Re: [PATCH] netlink: fix overrun in attribute iteration

[Thomas Graf]

* David Miller <davem@davemloft.net> 2008-09-11 15:04
> From: Vegard Nossum <vegard.nossum@gmail.com>
> Thomas, please review.
> 
> > diff --git a/include/net/netlink.h b/include/net/netlink.h
> > index 18024b8..208fe5a 100644
> > --- a/include/net/netlink.h
> > +++ b/include/net/netlink.h
> > @@ -702,7 +702,7 @@ static inline int nla_len(const struct nlattr *nla)
> >   */
> >  static inline int nla_ok(const struct nlattr *nla, int remaining)
> >  {
> > -	return remaining >= sizeof(*nla) &&
> > +	return remaining >= (int) sizeof(*nla) &&
> >  	       nla->nla_len >= sizeof(*nla) &&
> >  	       nla->nla_len <= remaining;
> >  }

Very nice catch, would never have thought of that.

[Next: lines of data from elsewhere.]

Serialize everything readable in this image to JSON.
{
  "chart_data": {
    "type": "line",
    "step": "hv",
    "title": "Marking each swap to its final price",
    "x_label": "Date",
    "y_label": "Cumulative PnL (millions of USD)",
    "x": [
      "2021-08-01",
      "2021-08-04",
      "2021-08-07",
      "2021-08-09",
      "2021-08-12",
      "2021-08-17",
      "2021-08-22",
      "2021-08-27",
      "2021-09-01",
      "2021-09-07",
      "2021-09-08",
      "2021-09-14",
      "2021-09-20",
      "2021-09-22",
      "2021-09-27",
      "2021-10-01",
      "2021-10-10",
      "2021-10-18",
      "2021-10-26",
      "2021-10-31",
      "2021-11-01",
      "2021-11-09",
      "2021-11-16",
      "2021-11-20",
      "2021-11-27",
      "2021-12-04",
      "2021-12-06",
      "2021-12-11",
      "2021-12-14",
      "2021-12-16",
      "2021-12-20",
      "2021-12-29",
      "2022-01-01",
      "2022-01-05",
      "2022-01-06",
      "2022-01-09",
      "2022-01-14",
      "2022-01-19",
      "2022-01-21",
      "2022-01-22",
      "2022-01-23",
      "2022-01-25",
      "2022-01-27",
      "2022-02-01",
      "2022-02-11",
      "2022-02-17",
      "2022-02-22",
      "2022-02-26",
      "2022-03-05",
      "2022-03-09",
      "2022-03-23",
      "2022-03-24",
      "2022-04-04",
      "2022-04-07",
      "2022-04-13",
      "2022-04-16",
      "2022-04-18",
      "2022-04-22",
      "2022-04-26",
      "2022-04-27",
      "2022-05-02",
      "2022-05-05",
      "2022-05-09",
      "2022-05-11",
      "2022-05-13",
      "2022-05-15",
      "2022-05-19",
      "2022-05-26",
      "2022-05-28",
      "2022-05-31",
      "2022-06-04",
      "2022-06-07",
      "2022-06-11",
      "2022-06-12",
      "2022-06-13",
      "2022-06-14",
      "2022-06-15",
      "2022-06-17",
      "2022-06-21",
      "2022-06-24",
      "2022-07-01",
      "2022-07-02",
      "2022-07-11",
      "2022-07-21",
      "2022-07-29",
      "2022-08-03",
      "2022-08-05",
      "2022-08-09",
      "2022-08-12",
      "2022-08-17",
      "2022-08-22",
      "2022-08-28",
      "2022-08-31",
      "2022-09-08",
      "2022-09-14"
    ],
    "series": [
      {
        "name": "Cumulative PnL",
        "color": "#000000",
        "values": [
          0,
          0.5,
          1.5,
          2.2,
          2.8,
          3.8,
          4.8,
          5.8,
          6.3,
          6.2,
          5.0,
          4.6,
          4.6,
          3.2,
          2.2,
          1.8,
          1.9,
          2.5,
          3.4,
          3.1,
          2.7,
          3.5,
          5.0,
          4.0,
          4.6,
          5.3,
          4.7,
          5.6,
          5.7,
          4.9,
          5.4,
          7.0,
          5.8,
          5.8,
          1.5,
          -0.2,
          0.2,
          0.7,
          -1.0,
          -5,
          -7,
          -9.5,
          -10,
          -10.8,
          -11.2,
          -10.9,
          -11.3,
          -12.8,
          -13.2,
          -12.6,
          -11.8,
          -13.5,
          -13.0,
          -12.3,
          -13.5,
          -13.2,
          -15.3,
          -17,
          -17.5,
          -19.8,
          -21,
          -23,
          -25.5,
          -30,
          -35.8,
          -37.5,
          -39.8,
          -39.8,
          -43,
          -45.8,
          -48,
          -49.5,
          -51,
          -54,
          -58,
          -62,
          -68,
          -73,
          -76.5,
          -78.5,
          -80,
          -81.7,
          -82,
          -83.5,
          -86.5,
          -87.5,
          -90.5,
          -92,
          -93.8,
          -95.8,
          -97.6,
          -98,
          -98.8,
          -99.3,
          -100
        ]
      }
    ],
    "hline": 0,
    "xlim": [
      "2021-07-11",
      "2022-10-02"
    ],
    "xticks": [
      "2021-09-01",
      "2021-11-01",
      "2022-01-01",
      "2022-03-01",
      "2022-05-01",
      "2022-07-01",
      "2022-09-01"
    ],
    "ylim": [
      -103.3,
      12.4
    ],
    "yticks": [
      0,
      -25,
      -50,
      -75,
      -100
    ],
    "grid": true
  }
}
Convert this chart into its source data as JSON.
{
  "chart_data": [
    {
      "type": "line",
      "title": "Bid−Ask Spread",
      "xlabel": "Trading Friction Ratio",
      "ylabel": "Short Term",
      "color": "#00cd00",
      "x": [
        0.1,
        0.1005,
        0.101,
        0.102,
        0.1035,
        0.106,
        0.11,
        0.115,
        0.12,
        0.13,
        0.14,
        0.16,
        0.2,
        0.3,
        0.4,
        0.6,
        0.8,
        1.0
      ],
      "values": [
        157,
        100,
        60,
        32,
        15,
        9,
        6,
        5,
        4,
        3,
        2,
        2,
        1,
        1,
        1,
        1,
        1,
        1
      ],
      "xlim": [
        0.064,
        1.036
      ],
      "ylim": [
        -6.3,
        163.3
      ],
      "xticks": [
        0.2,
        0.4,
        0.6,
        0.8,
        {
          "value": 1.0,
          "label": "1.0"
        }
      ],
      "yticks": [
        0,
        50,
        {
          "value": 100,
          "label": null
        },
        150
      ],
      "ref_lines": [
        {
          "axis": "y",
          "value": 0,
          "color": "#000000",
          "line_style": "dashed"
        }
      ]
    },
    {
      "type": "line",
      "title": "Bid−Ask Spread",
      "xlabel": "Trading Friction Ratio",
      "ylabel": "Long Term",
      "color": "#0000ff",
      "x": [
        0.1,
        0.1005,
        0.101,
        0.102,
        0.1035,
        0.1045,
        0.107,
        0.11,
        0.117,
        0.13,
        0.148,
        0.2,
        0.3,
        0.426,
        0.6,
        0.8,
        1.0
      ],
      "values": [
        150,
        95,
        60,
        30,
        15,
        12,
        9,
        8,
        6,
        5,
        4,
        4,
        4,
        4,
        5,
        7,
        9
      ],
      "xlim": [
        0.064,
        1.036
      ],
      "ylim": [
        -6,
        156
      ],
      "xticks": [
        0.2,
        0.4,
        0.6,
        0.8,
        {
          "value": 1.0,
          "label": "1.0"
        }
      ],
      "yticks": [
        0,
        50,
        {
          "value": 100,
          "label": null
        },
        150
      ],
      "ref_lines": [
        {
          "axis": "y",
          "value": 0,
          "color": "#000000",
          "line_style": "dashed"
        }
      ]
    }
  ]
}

Re: [PATCH] netlink: fix overrun in attribute iteration

[David Miller]

From: Thomas Graf <tgraf@suug.ch>
Date: Fri, 12 Sep 2008 02:35:23 +0200

> * David Miller <davem@davemloft.net> 2008-09-11 15:04
> > From: Vegard Nossum <vegard.nossum@gmail.com>
> > Thomas, please review.
> > 
> > > diff --git a/include/net/netlink.h b/include/net/netlink.h
> > > index 18024b8..208fe5a 100644
> > > --- a/include/net/netlink.h
> > > +++ b/include/net/netlink.h
> > > @@ -702,7 +702,7 @@ static inline int nla_len(const struct nlattr *nla)
> > >   */
> > >  static inline int nla_ok(const struct nlattr *nla, int remaining)
> > >  {
> > > -	return remaining >= sizeof(*nla) &&
> > > +	return remaining >= (int) sizeof(*nla) &&
> > >  	       nla->nla_len >= sizeof(*nla) &&
> > >  	       nla->nla_len <= remaining;
> > >  }
> 
> Very nice catch, would never have thought of that.

Applied, thanks everyone.

Re: [PATCH] netlink: fix overrun in attribute iteration

[Vegard Nossum]

On Fri, Sep 12, 2008 at 1:52 AM, Andrew Morton
<akpm@linux-foundation.org> wrote:
> On Thu, 11 Sep 2008 22:59:33 +0200
> Vegard Nossum <vegard.nossum@gmail.com> wrote:
>
>>   #include <stdio.h>
>>
>>   main(void)
>>   {
>>           printf("%d\n", -1 >= sizeof(int));
>>   }
>>
>
> akpm:/home/akpm> gcc -W t.c
> t.c: In function 'main':
> t.c:5: warning: comparison between signed and unsigned
>
> Make of that what you will :)

It doesn't show up with -Wall and the kernel isn't compiled with -W
(aka. -Wextra) as far as I can see. Should it be turned on?


Vegard

-- 
"The animistic metaphor of the bug that maliciously sneaked in while
the programmer was not looking is intellectually dishonest as it
disguises that the error is the programmer's own creation."
	-- E. W. Dijkstra, EWD1036

Re: [PATCH] netlink: fix overrun in attribute iteration

[Andrew Morton]

On Fri, 12 Sep 2008 07:42:36 +0200 "Vegard Nossum" <vegard.nossum@gmail.com> wrote:

> On Fri, Sep 12, 2008 at 1:52 AM, Andrew Morton
> <akpm@linux-foundation.org> wrote:
> > On Thu, 11 Sep 2008 22:59:33 +0200
> > Vegard Nossum <vegard.nossum@gmail.com> wrote:
> >
> >>   #include <stdio.h>
> >>
> >>   main(void)
> >>   {
> >>           printf("%d\n", -1 >= sizeof(int));
> >>   }
> >>
> >
> > akpm:/home/akpm> gcc -W t.c
> > t.c: In function 'main':
> > t.c:5: warning: comparison between signed and unsigned
> >
> > Make of that what you will :)
> 
> It doesn't show up with -Wall and the kernel isn't compiled with -W
> (aka. -Wextra) as far as I can see. Should it be turned on?
> 

Last time I turned on -W, a full kernel build emitted nearly 10MB of
warnings.

Alas, some of them are useful, as we see here.  They can be turned on
piecemeal - this one is -Wsign-compare, I think.

I think it would be good if owners of particular parts of the kernel
were to occasionally build their stuff with -W and spend half an hour
contemplating the result.  Ditto `make C=1', to see what sparse thinks.